The Nissan Leaf and Chevy Volt will hit select car dealerships in late 2010, but will Connecticut be ready for them?
The Leaf and the Volt are the latest electric vehicles (EVs), and have been described by some as “game-changing.” The Leaf runs solely on electricity, while the Volt has a gas-powered generator, which recharges its battery after depletion. Although the Volt can use gas to create additional electricity, both vehicles are recharged by plugging into an electrical outlet. While most EV owners will recharge their EVs at home, EV owners will undoubtedly need to “fill-up” while away from home. In Connecticut, there are certain obstacles that must be overcome before EV owners will be able to fill-up at a local mall, work, or an apartment complex.
Under current Connecticut law, commercial properties may only be able to install EV charging stations after applying to the Department of Public Utility Control (DPUC) for permission, and maybe only without making a profit. Currently, submetering of electricity is allowed at recreational campgrounds, marina slips and other locations as approved by the DPUC, based upon the rationale that electricity use at those locations is seasonal, temporary, recreational and, thus, difficult to bill monthly. Further, the law allows property owners or operators to pass on to the consumer only the price the electric company charges them, thus preventing the owners or operators from profiting from the charging services. It also prevents them from reselling electricity (other than by permitted submetering), which may require an electric supplier license.

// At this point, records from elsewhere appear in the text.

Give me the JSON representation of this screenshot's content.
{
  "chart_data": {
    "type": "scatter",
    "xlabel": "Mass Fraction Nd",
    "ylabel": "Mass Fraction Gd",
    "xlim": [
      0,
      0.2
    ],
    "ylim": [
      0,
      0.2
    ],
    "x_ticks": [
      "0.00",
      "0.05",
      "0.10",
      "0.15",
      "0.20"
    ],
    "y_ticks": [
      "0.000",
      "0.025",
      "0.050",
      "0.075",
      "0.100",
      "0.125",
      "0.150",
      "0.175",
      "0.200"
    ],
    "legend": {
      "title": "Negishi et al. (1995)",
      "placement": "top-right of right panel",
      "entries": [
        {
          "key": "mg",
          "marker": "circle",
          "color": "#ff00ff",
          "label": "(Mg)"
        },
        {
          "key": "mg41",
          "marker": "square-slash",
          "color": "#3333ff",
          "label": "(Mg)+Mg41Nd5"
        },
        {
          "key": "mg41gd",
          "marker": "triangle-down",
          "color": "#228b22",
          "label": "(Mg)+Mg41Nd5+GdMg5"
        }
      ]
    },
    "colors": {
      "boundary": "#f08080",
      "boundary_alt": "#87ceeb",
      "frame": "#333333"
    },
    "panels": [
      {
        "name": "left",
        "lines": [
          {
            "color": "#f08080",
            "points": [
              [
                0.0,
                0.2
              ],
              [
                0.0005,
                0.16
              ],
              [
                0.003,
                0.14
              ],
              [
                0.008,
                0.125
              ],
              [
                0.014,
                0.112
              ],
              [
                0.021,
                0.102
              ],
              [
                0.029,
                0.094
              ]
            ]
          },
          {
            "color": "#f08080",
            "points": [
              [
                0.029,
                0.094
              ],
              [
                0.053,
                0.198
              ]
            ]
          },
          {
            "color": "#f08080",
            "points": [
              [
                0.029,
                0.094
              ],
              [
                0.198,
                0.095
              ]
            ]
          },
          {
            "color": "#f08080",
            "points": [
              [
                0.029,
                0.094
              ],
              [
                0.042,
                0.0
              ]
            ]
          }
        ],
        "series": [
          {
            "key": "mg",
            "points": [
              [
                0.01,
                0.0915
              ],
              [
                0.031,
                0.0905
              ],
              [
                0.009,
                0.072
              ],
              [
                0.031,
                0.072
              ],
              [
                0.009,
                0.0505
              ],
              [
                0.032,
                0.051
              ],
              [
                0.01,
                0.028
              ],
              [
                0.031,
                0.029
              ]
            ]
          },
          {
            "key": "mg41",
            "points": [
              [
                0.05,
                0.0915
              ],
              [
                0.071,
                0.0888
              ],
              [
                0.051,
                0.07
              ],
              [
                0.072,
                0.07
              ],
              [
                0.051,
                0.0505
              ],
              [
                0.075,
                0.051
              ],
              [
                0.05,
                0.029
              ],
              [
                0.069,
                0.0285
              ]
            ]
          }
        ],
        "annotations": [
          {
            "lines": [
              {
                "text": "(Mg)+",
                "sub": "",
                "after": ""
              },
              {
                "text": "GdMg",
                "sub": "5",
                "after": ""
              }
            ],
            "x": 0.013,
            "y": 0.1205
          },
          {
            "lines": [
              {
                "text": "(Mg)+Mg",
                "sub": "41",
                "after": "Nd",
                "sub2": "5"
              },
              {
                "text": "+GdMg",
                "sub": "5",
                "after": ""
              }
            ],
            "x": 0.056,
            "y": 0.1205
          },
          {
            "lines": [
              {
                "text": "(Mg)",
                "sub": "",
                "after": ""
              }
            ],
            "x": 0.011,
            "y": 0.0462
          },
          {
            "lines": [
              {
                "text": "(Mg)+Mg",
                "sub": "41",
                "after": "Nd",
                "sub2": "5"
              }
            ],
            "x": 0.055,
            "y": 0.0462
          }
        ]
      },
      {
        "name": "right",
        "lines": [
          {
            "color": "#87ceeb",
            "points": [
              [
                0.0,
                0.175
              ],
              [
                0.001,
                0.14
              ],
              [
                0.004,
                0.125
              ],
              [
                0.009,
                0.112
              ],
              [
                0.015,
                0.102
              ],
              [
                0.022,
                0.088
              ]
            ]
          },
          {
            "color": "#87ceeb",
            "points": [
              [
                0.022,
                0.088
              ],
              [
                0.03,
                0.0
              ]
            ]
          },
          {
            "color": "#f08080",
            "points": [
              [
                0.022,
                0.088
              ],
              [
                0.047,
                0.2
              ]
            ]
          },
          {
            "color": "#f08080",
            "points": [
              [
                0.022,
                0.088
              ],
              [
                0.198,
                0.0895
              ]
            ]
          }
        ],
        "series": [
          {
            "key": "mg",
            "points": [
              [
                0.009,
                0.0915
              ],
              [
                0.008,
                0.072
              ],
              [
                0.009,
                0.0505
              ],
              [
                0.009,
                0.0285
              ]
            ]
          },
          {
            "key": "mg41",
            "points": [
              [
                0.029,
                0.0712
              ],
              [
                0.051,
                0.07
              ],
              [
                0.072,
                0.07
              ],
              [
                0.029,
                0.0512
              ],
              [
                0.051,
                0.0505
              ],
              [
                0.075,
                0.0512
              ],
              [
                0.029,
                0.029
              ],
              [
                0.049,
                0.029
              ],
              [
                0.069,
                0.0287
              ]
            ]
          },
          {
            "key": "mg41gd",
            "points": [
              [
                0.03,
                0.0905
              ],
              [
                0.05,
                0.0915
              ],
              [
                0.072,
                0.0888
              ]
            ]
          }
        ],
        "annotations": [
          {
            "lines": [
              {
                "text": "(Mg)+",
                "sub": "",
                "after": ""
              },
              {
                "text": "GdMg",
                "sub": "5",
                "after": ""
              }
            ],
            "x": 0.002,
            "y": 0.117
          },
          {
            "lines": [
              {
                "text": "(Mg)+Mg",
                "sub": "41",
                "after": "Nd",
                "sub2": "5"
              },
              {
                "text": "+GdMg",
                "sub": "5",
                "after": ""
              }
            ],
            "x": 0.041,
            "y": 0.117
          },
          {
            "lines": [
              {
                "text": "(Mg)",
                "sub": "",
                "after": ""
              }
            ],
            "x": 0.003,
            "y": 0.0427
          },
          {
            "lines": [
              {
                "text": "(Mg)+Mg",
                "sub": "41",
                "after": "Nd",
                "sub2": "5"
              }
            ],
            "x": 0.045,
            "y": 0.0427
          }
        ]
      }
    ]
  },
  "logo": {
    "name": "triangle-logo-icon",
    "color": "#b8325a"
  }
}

Based on the DPUC’s stated rationale for the current submetering exceptions, it is unclear whether the DPUC will grant permission for submetering at all types of commercial real estate properties. At certain locations, such as shopping centers, the current rationale might support submetering, as electricity usage there would be temporary and difficult to bill monthly. Applying this rationale to other locations, such as offices, apartment complexes and parking garages would be more difficult. Use at offices and apartment complexes would not, for the most part, be seasonal, temporary, recreational or difficult to bill monthly. Likewise, usage at parking garages would be shared between EV owners who park daily and others who are only in town for meetings or weekends. This makes it difficult to predict whether the DPUC would grant permission for submetering at these locations under the current rationale.

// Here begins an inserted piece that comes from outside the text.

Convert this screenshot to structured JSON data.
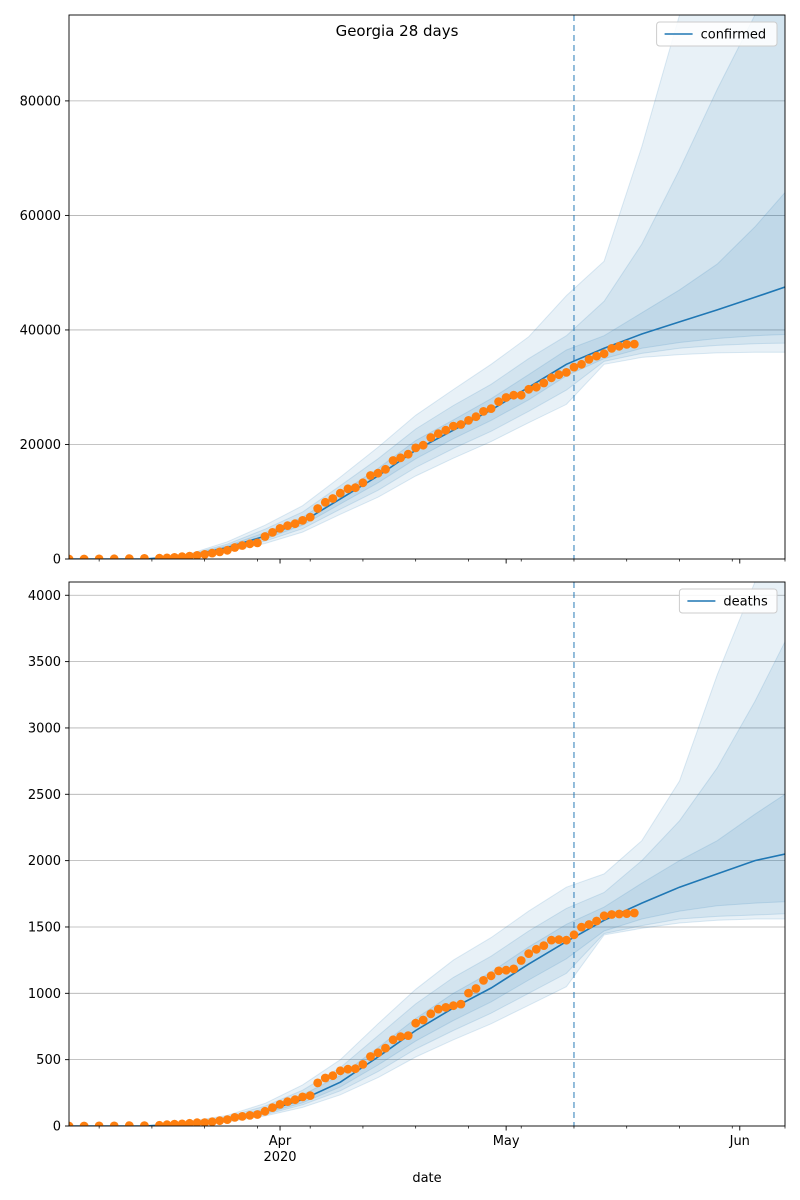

In addition, since EV charging stations at shopping centers may generate or, at least, correlate, with increased profits, shopping center owners or operators may be willing to install the stations without profiting from the station itself. But what about a gas station or rest stop? The comparatively small food or beverage purchases that the charging station may generate might not be sufficient to justify the EV investment. Further, even if the EV investment would be justified, in order for a commercial real estate owner to profit from the EV charging station, they may need to be licensed as an electric supplier. A potential electric supplier must possess specific technical, financial and managerial capabilities before the DPUC will issue an electric supplier license, which are regulatory burdens few owners would want to assume. Furthermore, it is unclear whether the DPUC would deem EV charging station owners as appropriate entities for such licensure.
Allowing commercial real estate owners to profit from selling electricity to EV owners might defeat one of the prime benefits of EVs: potentially lower fuel cost. Currently, there are no regulations in place limiting the price per kWh of electricity the owner of an EV charging station may charge an EV owner to fill-up. EVs cost more to purchase than their gas-guzzling cousins, and without a limit on the cost of an electric fill-up, fuel cost might not be low enough to justify the higher EV price tag.
Connecticut Governor Jodi Rell created an Electric Vehicle Infrastructure Council to prepare Connecticut for a seamless transition into the EV market. The Council’s final report is due September 1, 2010. But even after the report is issued some regulatory updates will need to be done to address the technical challenges of EVs and recharging.
While EVs might be ready for Connecticut, the current gap between EV technology and the regulatory system will need to be addressed before Connecticut can fully embrace EV usage.